Running the Monte Carlo simulation

Once you have the required inputs above, you can run the Monte Carlo simulation.

This can be run programmatically as part of a Python script or Jupyter notebook or on the CLI. You can also run it from the dashboard interface.

Using the CLI

To use the CLI, run the Monte Carlo simulation locally using Poetry:

poetry run resource_usage \
--observing_schedule_path data/schedules/observing_schedule.json \
--scheduling_block_types_config_path data/config/scheduling_block_types.json \
--hardware_config_path data/config/hardware.json \
--hardware_config "control" \
--pipelines_config_path data/config/pipelines.json \
--num_monte_carlo_iterations 10000 \
--num_workers 16 \ # number of worker processes you want to use for running parallel simulations
--shuffle_observations \ # Optional if you want to shuffle an observing schedule
--generate_observing_schedule_hrs 24 \ # Optional if you want to generate an observing schedule

Get more details on each of the CLI arguments by running:

poetry run resource_usage --help

The simulation will output the mean run time with 95% confidence intervals to logs and the console.

Using the API

The following code snippet demonstrates how to run the optimisation in a Python script. The output returned as a dictionary containing two pandas DataFrames for resource usage over time and simulation events. Summary statistics are also printed to a log file. If you want to print debug information to the log file, you can set the debug flag to True.

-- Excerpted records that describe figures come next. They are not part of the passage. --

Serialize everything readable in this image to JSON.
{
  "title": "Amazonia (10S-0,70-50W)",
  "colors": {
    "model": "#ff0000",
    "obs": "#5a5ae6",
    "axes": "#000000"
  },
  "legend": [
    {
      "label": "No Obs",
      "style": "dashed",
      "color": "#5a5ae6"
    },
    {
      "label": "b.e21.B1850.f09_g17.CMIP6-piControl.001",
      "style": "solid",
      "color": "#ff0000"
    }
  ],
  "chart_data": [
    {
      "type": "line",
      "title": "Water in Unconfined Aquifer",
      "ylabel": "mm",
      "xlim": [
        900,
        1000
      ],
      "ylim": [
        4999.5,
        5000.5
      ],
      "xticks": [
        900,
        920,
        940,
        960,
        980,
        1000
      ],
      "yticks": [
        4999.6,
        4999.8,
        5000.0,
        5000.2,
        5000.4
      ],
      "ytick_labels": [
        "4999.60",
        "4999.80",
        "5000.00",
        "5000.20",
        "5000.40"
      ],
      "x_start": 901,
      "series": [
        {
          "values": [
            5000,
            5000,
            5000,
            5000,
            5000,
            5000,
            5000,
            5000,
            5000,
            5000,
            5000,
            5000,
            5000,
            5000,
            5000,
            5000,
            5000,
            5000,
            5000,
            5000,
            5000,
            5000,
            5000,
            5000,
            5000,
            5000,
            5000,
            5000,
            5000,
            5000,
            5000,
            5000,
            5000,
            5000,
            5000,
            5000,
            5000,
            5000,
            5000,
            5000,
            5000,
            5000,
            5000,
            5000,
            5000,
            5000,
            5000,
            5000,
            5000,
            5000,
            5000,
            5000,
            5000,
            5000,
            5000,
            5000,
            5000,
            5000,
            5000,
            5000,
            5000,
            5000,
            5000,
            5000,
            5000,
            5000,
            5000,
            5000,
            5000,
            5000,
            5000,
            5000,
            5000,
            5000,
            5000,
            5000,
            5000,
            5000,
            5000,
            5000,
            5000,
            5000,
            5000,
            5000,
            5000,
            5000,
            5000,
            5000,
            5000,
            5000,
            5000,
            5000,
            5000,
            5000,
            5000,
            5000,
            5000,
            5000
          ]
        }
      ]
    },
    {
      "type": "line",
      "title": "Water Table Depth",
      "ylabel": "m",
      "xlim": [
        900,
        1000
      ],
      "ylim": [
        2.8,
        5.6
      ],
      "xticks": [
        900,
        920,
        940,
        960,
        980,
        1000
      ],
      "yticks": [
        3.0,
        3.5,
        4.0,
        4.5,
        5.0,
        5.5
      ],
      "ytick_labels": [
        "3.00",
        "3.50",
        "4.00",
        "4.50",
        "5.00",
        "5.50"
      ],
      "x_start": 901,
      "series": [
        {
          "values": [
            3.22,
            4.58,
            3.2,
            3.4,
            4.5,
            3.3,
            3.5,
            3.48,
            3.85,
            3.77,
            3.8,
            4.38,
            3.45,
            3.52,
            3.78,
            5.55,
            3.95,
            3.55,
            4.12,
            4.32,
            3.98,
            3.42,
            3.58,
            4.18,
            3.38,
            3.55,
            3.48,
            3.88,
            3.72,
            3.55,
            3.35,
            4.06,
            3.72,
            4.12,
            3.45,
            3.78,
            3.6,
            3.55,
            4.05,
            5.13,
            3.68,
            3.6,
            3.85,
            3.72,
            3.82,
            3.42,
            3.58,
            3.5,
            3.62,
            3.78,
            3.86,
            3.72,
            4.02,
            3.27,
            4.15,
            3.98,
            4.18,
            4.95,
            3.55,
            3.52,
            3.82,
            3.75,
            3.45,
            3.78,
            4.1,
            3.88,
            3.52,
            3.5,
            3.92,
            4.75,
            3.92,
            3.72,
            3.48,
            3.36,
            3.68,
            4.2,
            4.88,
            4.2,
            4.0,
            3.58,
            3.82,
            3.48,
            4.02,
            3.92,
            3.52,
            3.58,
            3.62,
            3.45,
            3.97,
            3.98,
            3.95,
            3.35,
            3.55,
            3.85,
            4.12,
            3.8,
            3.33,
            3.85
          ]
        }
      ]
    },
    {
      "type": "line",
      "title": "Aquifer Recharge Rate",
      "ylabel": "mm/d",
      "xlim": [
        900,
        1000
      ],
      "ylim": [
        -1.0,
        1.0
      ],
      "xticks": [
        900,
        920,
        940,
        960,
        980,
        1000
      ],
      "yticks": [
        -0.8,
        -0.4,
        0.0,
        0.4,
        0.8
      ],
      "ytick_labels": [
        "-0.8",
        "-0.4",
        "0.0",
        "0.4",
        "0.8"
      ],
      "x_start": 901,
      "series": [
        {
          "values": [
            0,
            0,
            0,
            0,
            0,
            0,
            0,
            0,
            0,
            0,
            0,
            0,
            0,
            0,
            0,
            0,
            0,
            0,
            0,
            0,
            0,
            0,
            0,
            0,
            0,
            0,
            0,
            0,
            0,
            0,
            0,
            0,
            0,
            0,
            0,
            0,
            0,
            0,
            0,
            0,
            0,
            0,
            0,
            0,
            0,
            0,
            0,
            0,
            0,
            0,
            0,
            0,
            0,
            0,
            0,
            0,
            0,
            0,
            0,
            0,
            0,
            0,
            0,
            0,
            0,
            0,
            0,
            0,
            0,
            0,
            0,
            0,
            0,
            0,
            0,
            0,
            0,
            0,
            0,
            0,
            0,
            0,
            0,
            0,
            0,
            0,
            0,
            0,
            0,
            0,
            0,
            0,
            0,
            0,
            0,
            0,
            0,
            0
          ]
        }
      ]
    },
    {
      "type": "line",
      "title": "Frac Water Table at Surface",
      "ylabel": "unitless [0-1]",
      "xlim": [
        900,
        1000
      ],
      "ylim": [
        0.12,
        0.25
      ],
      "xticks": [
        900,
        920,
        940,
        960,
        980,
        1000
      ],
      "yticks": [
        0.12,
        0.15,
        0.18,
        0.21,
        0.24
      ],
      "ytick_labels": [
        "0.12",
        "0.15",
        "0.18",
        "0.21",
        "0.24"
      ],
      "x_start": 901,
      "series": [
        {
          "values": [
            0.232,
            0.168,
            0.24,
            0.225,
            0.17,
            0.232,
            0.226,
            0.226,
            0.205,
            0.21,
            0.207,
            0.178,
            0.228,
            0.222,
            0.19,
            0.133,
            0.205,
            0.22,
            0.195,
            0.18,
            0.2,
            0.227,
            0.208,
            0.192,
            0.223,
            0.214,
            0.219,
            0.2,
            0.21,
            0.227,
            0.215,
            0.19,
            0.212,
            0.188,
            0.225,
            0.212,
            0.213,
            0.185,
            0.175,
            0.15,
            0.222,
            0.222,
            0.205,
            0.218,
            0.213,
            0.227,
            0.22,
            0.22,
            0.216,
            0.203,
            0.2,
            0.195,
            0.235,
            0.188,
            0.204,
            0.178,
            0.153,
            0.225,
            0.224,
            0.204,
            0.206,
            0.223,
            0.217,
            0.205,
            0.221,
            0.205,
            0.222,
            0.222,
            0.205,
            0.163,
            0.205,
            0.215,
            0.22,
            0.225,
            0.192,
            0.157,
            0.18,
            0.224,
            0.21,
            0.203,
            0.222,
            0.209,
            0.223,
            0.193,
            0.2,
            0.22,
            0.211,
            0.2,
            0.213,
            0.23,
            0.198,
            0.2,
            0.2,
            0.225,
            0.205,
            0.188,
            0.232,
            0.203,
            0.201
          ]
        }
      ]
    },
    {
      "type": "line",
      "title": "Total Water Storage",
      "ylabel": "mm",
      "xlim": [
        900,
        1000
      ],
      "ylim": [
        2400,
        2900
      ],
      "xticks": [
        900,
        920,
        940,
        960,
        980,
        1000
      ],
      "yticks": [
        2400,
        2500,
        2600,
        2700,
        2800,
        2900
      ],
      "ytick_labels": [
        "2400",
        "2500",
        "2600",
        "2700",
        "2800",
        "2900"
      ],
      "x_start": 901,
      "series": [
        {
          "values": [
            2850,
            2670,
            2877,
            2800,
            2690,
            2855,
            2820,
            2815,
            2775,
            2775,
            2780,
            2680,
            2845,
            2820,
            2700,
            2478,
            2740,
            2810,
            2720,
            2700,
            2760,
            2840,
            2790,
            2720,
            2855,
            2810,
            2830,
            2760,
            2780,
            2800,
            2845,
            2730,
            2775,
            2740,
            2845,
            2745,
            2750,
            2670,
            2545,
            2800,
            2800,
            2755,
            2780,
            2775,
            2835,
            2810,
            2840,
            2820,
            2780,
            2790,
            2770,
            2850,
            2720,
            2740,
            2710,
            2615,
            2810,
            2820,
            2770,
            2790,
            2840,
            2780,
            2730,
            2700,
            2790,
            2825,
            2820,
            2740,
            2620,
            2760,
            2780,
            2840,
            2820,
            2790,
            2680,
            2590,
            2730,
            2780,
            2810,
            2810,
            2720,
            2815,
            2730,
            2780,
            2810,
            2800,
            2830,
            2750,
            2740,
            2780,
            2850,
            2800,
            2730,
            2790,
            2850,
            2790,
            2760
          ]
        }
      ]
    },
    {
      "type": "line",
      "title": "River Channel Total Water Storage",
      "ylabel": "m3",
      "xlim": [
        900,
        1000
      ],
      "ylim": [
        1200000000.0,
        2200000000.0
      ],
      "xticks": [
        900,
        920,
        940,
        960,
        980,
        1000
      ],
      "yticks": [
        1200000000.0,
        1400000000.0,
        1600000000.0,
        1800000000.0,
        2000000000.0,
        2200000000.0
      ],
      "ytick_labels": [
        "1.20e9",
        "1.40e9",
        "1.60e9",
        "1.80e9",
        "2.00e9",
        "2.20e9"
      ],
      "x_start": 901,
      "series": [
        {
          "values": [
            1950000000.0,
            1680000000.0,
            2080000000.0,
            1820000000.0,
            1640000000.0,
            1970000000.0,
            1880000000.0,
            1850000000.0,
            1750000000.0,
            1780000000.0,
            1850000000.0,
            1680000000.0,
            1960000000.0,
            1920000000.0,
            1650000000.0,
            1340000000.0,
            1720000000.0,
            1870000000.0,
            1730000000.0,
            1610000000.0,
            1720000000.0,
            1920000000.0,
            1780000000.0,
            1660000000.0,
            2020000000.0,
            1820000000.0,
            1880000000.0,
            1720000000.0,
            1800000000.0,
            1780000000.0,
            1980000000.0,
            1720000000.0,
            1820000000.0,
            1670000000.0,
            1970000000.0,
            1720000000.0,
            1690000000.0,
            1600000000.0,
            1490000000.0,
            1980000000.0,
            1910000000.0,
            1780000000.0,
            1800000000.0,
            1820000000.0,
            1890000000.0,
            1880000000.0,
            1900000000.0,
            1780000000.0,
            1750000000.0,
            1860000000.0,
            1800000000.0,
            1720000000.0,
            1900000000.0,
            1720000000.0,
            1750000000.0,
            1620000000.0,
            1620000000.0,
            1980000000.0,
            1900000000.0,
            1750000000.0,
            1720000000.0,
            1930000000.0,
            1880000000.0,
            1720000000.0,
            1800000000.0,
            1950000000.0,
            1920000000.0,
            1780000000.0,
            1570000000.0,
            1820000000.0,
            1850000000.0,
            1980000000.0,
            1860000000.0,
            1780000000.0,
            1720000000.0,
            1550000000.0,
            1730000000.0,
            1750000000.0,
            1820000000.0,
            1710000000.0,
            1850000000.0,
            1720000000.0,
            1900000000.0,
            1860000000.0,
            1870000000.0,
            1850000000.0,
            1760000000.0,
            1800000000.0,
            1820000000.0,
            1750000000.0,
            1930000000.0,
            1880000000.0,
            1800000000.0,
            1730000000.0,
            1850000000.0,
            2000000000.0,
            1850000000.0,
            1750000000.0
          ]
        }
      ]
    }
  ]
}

from ska_sdp_resource_model.simulate.main import run_simulation
from ska_sdp_resource_model.simulate.logger import setup_logger

logger = setup_logger(debug=False)  # Set to True to print debug information to log file

output = run_simulation(
    hardware_config="control",
    observing_schedule_path="data/schedules/observing_schedule.json",  # Ignored if generate_observing_schedule_hrs > 0
    scheduling_block_types_config_path="data/config/scheduling_block_types.json",
    hardware_config_path="data/config/hardware.json",
    pipelines_config_path="data/config/pipelines.json",
    num_monte_carlo_iterations=100,
    shuffle=True,  # Optional if you want to shuffle an observing schedule
    generate_observing_schedule_hrs=400,  # Optional if you want to generate an observing schedule
)

Using a Jupyter notebook

We have included example Jupyter notebooks in the notebooks directory of the repository.

03-optimise-hardware-plus-monte-carlo.ipynb demonstrates how to run a Monte Carlo simulation (with hardware optimisation) and visualise the results.

Using the web interface

To use the web interface, run the application locally using Poetry:

poetry run resource_model

The app will run on localhost at port 8050 by default: http://127.0.0.1:8050/. At the top of the dashboard is a box to input the number of Monte Carlo iterations to run. Click the run button to start the simulation. Results of each trial will be displayed in the plots and the mean run time with 95% confidence intervals will be printed.

Use Ctrl + C in the terminal to stop the server.